RABOUGRI. Mot qui désigne des arbres souffrans, mal venans, qui languissent & ne profitent pas. Plusieurs causes concourent au rabougrissement de l’arbre, & on peut dire en général, que toutes viennent de l’extérieur.

Les racines des fruits à noyaux sont sujettes à être attaquées par des insectes. La blessure qu’ils leur sont occasionne des loupes, (consultez ce mot ainsi que celui Amandier) ces loupes grossissent, se multiplient en raison des blessures, & leur accroissement absorbe une grande partie de la séve à mesure qu’elle descend des branches aux racines, & vicie l’autre partie qui rentre dans le torrent de la circulation. Aussi tout amandier, abricotier, prunier & pêcher, dont les racines sont infestées de loupes, rabougrissent plus ou moins vite en raison de la multiplicité & du volume de ces loupes.

Je crois avoir observé plusieurs fois que la terre qui environne ces loupes, ces excroissances spongieuses, est beaucoup plus fraîche, plus mouillée que celle qui environne les racines.

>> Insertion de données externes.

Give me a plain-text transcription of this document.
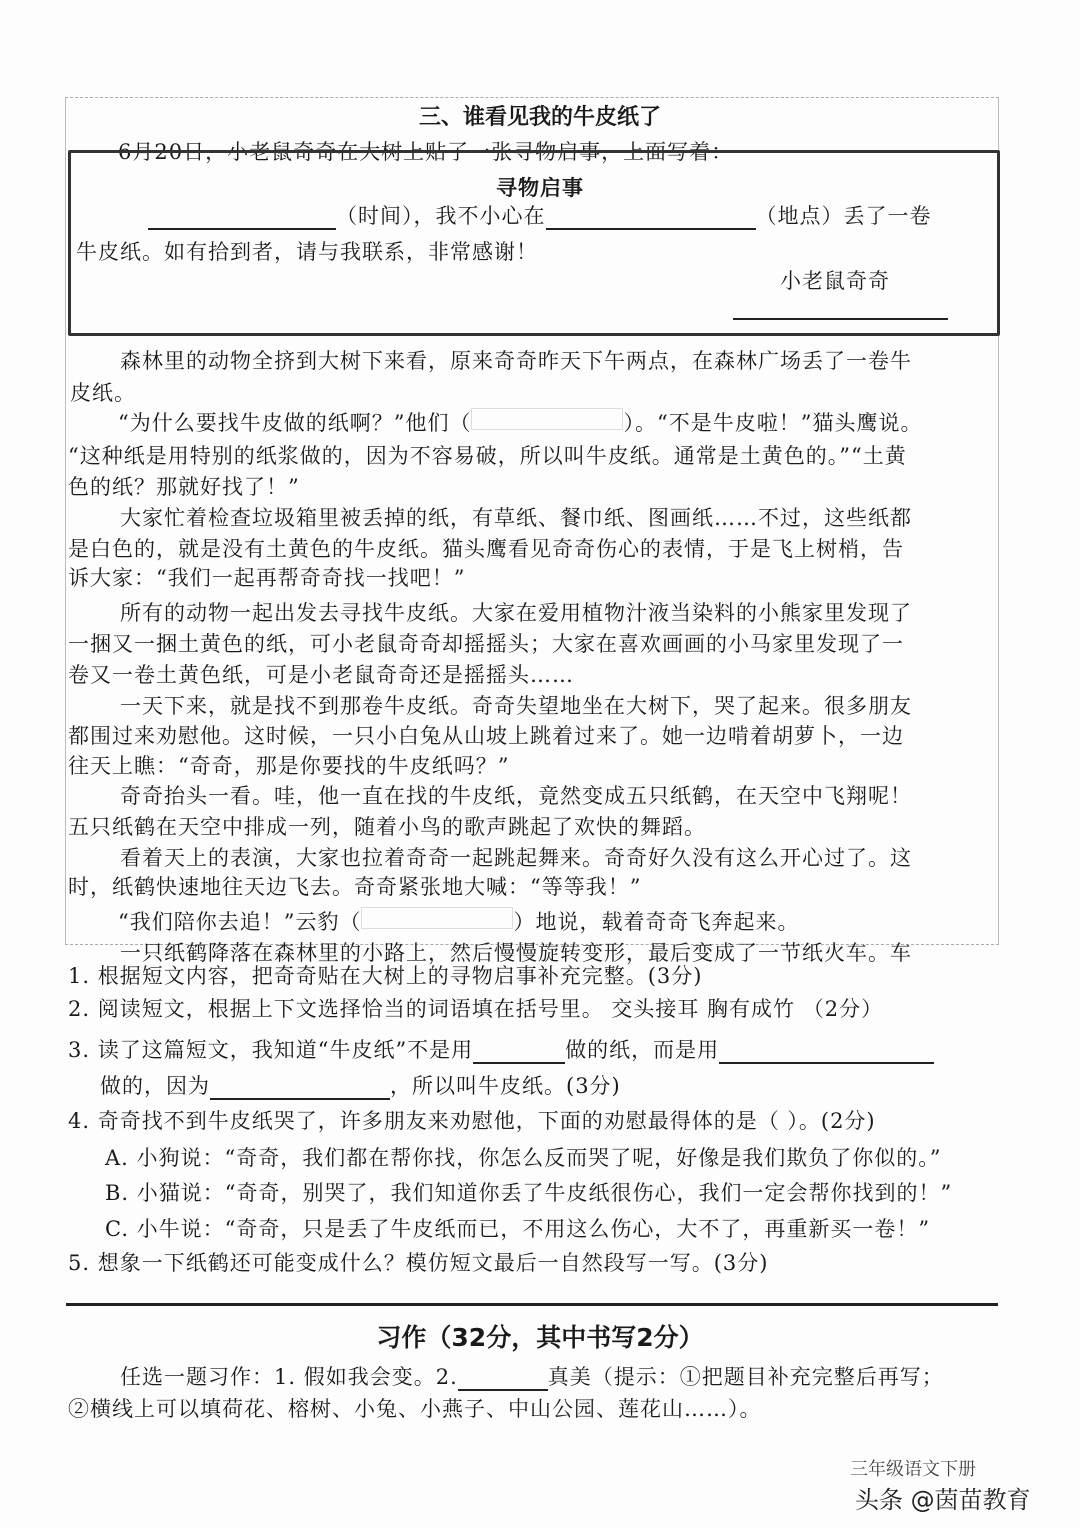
三、谁看见我的牛皮纸了
6月20日，小老鼠奇奇在大树上贴了一张寻物启事，上面写着：
寻物启事
（时间），我不小心在	（地点）丢了一卷
牛皮纸。如有拾到者，请与我联系，非常感谢！
小老鼠奇奇
森林里的动物全挤到大树下来看，原来奇奇昨天下午两点，在森林广场丢了一卷牛
皮纸。
“为什么要找牛皮做的纸啊？”他们（	）。“不是牛皮啦！”猫头鹰说。
“这种纸是用特别的纸浆做的，因为不容易破，所以叫牛皮纸。通常是土黄色的。”“土黄
色的纸？那就好找了！”
大家忙着检查垃圾箱里被丢掉的纸，有草纸、餐巾纸、图画纸……不过，这些纸都
是白色的，就是没有土黄色的牛皮纸。猫头鹰看见奇奇伤心的表情，于是飞上树梢，告
诉大家：“我们一起再帮奇奇找一找吧！”
所有的动物一起出发去寻找牛皮纸。大家在爱用植物汁液当染料的小熊家里发现了
一捆又一捆土黄色的纸，可小老鼠奇奇却摇摇头；大家在喜欢画画的小马家里发现了一
卷又一卷土黄色纸，可是小老鼠奇奇还是摇摇头……
一天下来，就是找不到那卷牛皮纸。奇奇失望地坐在大树下，哭了起来。很多朋友
都围过来劝慰他。这时候，一只小白兔从山坡上跳着过来了。她一边啃着胡萝卜，一边
往天上瞧：“奇奇，那是你要找的牛皮纸吗？”
奇奇抬头一看。哇，他一直在找的牛皮纸，竟然变成五只纸鹤，在天空中飞翔呢！
五只纸鹤在天空中排成一列，随着小鸟的歌声跳起了欢快的舞蹈。
看着天上的表演，大家也拉着奇奇一起跳起舞来。奇奇好久没有这么开心过了。这
时，纸鹤快速地往天边飞去。奇奇紧张地大喊：“等等我！”
“我们陪你去追！”云豹（	）地说，载着奇奇飞奔起来。
1. 根据短文内容，把奇奇贴在大树上的寻物启事补充完整。(3分)
2. 阅读短文，根据上下文选择恰当的词语填在括号里。 交头接耳 胸有成竹 （2分）
3. 读了这篇短文，我知道“牛皮纸”不是用	做的纸，而是用
做的，因为	，所以叫牛皮纸。(3分)
4. 奇奇找不到牛皮纸哭了，许多朋友来劝慰他，下面的劝慰最得体的是（ ）。(2分)
A. 小狗说：“奇奇，我们都在帮你找，你怎么反而哭了呢，好像是我们欺负了你似的。”
B. 小猫说：“奇奇，别哭了，我们知道你丢了牛皮纸很伤心，我们一定会帮你找到的！”
C. 小牛说：“奇奇，只是丢了牛皮纸而已，不用这么伤心，大不了，再重新买一卷！”
5. 想象一下纸鹤还可能变成什么？模仿短文最后一自然段写一写。(3分)
习作（32分，其中书写2分）
任选一题习作：1. 假如我会变。2.	真美（提示：①把题目补充完整后再写；
②横线上可以填荷花、榕树、小兔、小燕子、中山公园、莲花山……）。
三年级语文下册
头条 @茵苗教育
一只纸鹤降落在森林里的小路上，然后慢慢旋转变形，最后变成了一节纸火车。车
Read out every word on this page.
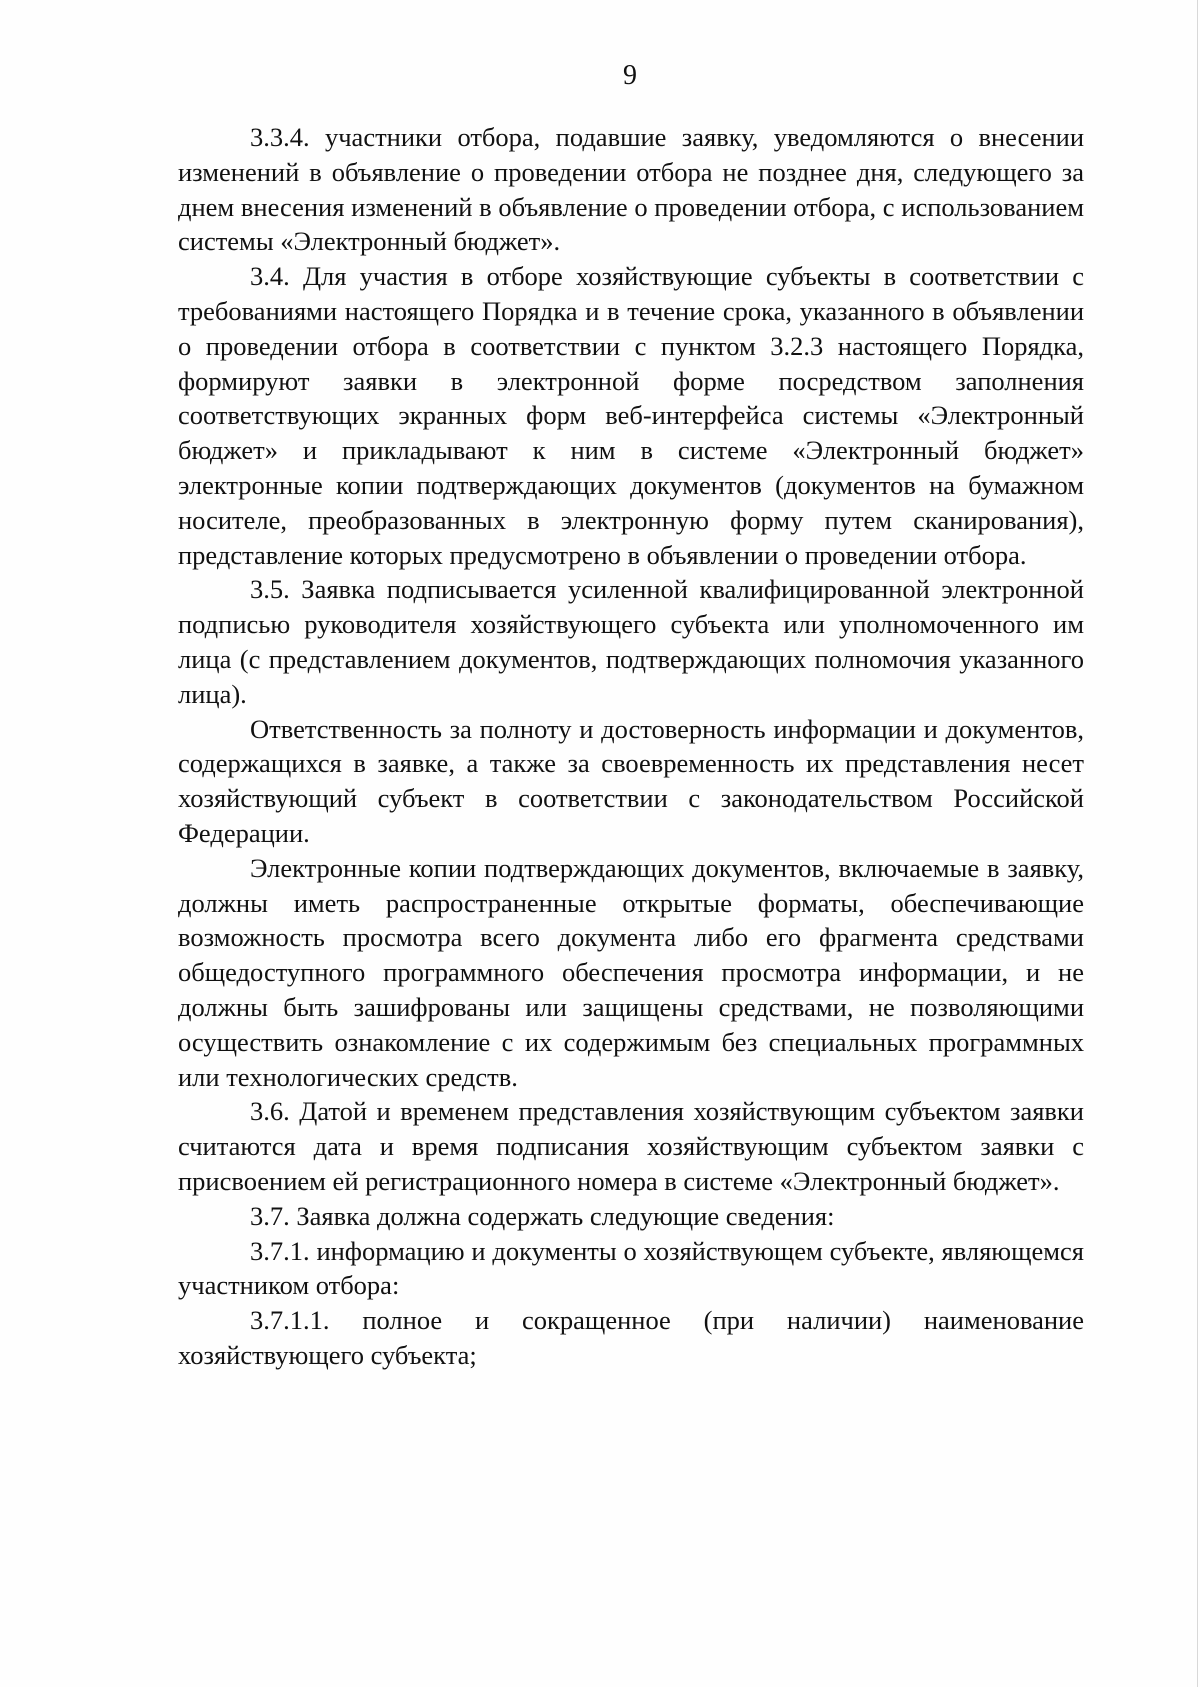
9

3.3.4. участники отбора, подавшие заявку, уведомляются о внесении изменений в объявление о проведении отбора не позднее дня, следующего за днем внесения изменений в объявление о проведении отбора, с использованием системы «Электронный бюджет».

3.4. Для участия в отборе хозяйствующие субъекты в соответствии с требованиями настоящего Порядка и в течение срока, указанного в объявлении о проведении отбора в соответствии с пунктом 3.2.3 настоящего Порядка, формируют заявки в электронной форме посредством заполнения соответствующих экранных форм веб-интерфейса системы «Электронный бюджет» и прикладывают к ним в системе «Электронный бюджет» электронные копии подтверждающих документов (документов на бумажном носителе, преобразованных в электронную форму путем сканирования), представление которых предусмотрено в объявлении о проведении отбора.

3.5. Заявка подписывается усиленной квалифицированной электронной подписью руководителя хозяйствующего субъекта или уполномоченного им лица (с представлением документов, подтверждающих полномочия указанного лица).

Ответственность за полноту и достоверность информации и документов, содержащихся в заявке, а также за своевременность их представления несет хозяйствующий субъект в соответствии с законодательством Российской Федерации.

Электронные копии подтверждающих документов, включаемые в заявку, должны иметь распространенные открытые форматы, обеспечивающие возможность просмотра всего документа либо его фрагмента средствами общедоступного программного обеспечения просмотра информации, и не должны быть зашифрованы или защищены средствами, не позволяющими осуществить ознакомление с их содержимым без специальных программных или технологических средств.

3.6. Датой и временем представления хозяйствующим субъектом заявки считаются дата и время подписания хозяйствующим субъектом заявки с присвоением ей регистрационного номера в системе «Электронный бюджет».

3.7. Заявка должна содержать следующие сведения:

3.7.1. информацию и документы о хозяйствующем субъекте, являющемся участником отбора:

3.7.1.1. полное и сокращенное (при наличии) наименование хозяйствующего субъекта;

Dans ce cas, il ne seroit pas surprenant que ces excroissances fussent autant de canaux par lesquels la séve s’échapperoit au dehors. Au surplus, je ne présente cette assertion que comme une conjecture qu’il est bon de vérifier de nouveau. Le seul remède consiste à supprimer les racines attaquées, & à donner un bouillon à l’arbre, c’est-à-dire un bon arrosement d’eau de fumier.

La larve ou ver du hanneton, (consultez ce mot) ainsi que celle du moine ou rhinocéros, attaquent souvent les racines & s’insinuent dans leur intérieur, où elles rongent la partie ligneuse & tendre ; un arbre ainsi attaqué devient rabougri. Creuser au pied de l’arbre, découvrir les racines avec précaution, tuer l’insecte, boucher son logement avec de l’argile bien pétrie, reboucher la fosse & arroser comme ci-dessus, voilà le remède.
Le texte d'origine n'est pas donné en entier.